Diese persönliche Erzählung ist erkennbar auf Lieder der Unschuld—”The Miracle (of Joey Ramone)” selbst ist ein Zeugnis davon, wie Punk das Leben des jungen Paul Hewson verändert hat – aber es erfordert eine Art aufmerksames Zuhören, zu dem die Akustik des Albums nicht unbedingt einlädt. Das Album ist als erfrischende moderne Antwort auf die Retro-Neigungen von Keine Linie am Horizontbegab sich U2 in trübe digitale Gewässer und arbeitete mit jedem Produzenten mit einem nennenswerten Lebenslauf zusammen. Danger Mouse, das Mastermind von Gnarls Barkley, das zuvor mit den Shins, den Black Keys und den Gorillaz zusammengearbeitet hatte, fungierte als Chefproduzent, dann holte U2 Paul Epworth – einen Produzenten der Neo-Post-Punker der 2000er Jahre Bloc Party, der Futureheads und Maximo Park, der durch seine Verbindung mit Adele berühmt wurde – für zusätzliche Arbeit. Als diese Sessions ins Stocken gerieten, engagierten sie unerklärlicherweise Ryan Tedder, den Anführer von OneRepublic, der Leona Lewis‘ „Bleeding Love“ geschrieben hatte, um ihnen zu helfen, ihren Weg zu finden.

Tedders Anwesenheit lässt darauf schließen, wie unsicher U2 während der Lieder der Unschuld Sessions: seine oberflächliche Sentimentalität und seine glasklaren Melodien stehen im Widerspruch zur nackten Empathie der Band. Diese Emotion ist auf Lieder der Unschuldes ist nur mumifiziert unter einer computerisierten Fassade. Vergleichen Sie die überladene Originalversion von „Every Breaking Wave“ mit der spartanischen Version auf Lieder der Hingabedie Sammlung neu aufgenommener Hits von U2 aus dem letzten Jahr: Nicht nur hat die Melodie Raum zum Atmen, es ist auch leichter, die bittersüße Absicht des Liedes zu hören, wie es ein Plädoyer für Akzeptanz ist. In der Originalversion des Liedes ist kein Gefühl von Akzeptanz zu spüren, ein Gefühl, das sich durch das ganze Lied zieht. Lieder der Unschuld: Die Band jagt auf dieser Platte ständig jeder brechenden Welle hinterher und rennt vor den Zweifeln und Unsicherheiten davon, die durch Bonos Worte fließen, ebenso sicher wie sie die der Gruppe innewohnende Chemie aufgibt.

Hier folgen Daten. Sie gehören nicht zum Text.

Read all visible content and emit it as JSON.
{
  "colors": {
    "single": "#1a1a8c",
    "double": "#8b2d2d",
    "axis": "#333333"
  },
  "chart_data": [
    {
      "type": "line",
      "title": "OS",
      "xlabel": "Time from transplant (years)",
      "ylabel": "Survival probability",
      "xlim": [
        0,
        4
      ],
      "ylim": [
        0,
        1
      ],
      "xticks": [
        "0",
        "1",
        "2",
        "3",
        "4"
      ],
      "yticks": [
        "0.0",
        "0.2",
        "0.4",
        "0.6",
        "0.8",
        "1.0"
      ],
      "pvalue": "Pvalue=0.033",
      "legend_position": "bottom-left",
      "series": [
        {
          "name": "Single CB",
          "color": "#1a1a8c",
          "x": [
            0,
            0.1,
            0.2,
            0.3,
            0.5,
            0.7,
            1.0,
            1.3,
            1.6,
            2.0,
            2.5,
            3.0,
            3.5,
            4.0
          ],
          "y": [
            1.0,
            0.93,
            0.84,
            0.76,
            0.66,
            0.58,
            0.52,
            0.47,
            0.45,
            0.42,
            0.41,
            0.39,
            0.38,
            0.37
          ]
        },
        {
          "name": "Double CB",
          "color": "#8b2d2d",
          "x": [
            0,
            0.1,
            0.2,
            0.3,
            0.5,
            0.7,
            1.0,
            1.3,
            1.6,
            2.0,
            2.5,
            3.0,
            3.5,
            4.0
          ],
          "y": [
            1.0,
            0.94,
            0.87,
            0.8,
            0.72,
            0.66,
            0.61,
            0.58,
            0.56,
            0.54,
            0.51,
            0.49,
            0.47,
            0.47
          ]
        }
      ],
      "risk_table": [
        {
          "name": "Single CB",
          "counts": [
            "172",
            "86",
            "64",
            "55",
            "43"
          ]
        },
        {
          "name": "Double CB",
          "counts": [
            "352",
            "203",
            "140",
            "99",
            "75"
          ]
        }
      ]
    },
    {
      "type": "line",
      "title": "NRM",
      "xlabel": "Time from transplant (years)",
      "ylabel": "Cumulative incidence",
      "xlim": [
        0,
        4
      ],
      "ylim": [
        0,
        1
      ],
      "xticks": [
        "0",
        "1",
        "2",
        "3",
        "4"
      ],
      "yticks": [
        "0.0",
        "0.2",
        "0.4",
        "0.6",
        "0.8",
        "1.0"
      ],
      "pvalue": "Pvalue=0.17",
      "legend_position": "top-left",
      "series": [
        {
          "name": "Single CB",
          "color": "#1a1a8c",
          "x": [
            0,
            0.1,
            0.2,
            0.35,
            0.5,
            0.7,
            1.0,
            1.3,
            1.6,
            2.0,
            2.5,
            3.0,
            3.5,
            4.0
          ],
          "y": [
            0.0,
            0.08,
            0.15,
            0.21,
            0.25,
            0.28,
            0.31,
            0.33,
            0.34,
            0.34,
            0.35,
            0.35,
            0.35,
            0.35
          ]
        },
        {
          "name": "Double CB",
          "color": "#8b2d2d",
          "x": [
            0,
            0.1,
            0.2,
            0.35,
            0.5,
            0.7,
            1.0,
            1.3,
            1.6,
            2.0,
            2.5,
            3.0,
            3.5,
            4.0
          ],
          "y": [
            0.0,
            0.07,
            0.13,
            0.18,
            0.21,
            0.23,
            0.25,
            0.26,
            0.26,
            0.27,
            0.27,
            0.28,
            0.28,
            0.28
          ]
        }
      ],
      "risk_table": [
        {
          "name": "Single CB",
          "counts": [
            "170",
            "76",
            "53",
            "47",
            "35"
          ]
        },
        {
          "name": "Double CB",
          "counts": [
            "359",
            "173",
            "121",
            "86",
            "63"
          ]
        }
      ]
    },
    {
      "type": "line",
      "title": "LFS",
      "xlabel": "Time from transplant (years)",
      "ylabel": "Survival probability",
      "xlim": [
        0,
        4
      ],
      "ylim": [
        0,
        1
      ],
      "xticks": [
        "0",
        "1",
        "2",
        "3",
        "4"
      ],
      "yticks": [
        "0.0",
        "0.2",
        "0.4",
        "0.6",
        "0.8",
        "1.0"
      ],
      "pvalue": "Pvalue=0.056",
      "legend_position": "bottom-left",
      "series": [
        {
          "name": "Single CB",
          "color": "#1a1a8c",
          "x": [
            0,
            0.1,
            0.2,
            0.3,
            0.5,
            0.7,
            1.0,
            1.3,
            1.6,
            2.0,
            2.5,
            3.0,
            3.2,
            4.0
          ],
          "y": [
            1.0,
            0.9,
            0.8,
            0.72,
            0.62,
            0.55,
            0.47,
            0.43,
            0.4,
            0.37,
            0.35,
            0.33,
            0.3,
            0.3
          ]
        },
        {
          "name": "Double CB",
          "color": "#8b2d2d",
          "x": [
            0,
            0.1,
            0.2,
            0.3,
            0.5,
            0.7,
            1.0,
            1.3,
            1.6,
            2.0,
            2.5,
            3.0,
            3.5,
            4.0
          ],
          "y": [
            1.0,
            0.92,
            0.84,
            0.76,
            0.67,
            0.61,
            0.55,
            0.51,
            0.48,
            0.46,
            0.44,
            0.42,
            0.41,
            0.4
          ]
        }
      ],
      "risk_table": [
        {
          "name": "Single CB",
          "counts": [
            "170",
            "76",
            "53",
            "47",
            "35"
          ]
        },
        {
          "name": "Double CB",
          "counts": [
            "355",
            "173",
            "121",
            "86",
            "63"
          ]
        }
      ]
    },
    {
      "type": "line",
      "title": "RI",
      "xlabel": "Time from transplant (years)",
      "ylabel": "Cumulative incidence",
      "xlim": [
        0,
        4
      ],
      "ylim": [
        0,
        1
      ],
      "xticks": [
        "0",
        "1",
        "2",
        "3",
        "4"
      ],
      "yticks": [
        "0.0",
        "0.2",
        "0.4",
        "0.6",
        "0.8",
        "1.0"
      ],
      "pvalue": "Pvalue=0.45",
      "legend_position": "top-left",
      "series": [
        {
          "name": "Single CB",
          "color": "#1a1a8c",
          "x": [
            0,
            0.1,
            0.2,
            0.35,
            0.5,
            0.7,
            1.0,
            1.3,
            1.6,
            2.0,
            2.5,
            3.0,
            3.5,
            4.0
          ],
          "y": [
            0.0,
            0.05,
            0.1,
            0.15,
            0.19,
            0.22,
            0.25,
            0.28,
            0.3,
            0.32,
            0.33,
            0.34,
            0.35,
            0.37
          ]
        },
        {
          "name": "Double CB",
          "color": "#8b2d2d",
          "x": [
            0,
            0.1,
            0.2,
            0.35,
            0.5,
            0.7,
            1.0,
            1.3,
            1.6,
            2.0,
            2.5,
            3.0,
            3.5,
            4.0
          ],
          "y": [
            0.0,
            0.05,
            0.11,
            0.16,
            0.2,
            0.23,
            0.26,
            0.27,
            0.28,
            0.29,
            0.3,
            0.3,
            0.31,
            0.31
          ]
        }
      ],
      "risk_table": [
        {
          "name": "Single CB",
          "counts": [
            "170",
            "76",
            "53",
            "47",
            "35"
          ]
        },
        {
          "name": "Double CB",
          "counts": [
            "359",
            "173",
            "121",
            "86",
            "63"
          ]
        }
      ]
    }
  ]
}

Das Debakel um die Freilassung von Lieder der Unschuld hat U2 nicht dazu gezwungen, sich selbst zu übertreffen für Lieder der Erfahrungdie Fortsetzung von 2017, die die Probleme des Vorgängers noch verschärfte, indem sie noch mehr Produzenten in den Mix einbezog. Anstatt kleiner zu werden, was sie schließlich mit Lieder der HingabeU2 ging noch größer auf Erfahrungein Schritt, der den fatalen Fehler verdeutlichte, Unschuld. Irgendwo unter diesem verarbeiteten Lärm und dem sehnsüchtigen Verlangen nach Relevanz liegt ein bescheidener, bewegender Bericht eines Künstlers, der versucht, mit seinem Schicksal klarzukommen, indem er seine Anfänge hinterfragt. Die Konturen dieses Albums sind interessant, aber sie gehen durch U2s Streben, die größte Band der Welt zu bleiben, verloren, ein Wunsch, der darin gipfelte, dass die Gruppe ihre Musik jedem Apple-Benutzer auf dem Planeten aufzwang – ein Schritt, der die Band ironischerweise endlich wieder auf den Boden der Tatsachen zurückholte. Streaming hat die gegensätzlichen Kräfte der digitalen Privatsphäre und der Musikzugänglichkeit noch immer nicht vollständig in Einklang gebracht, aber es ist viel besser als die düstere Zukunft, die von Lieder der Unschuld’s-Rollout.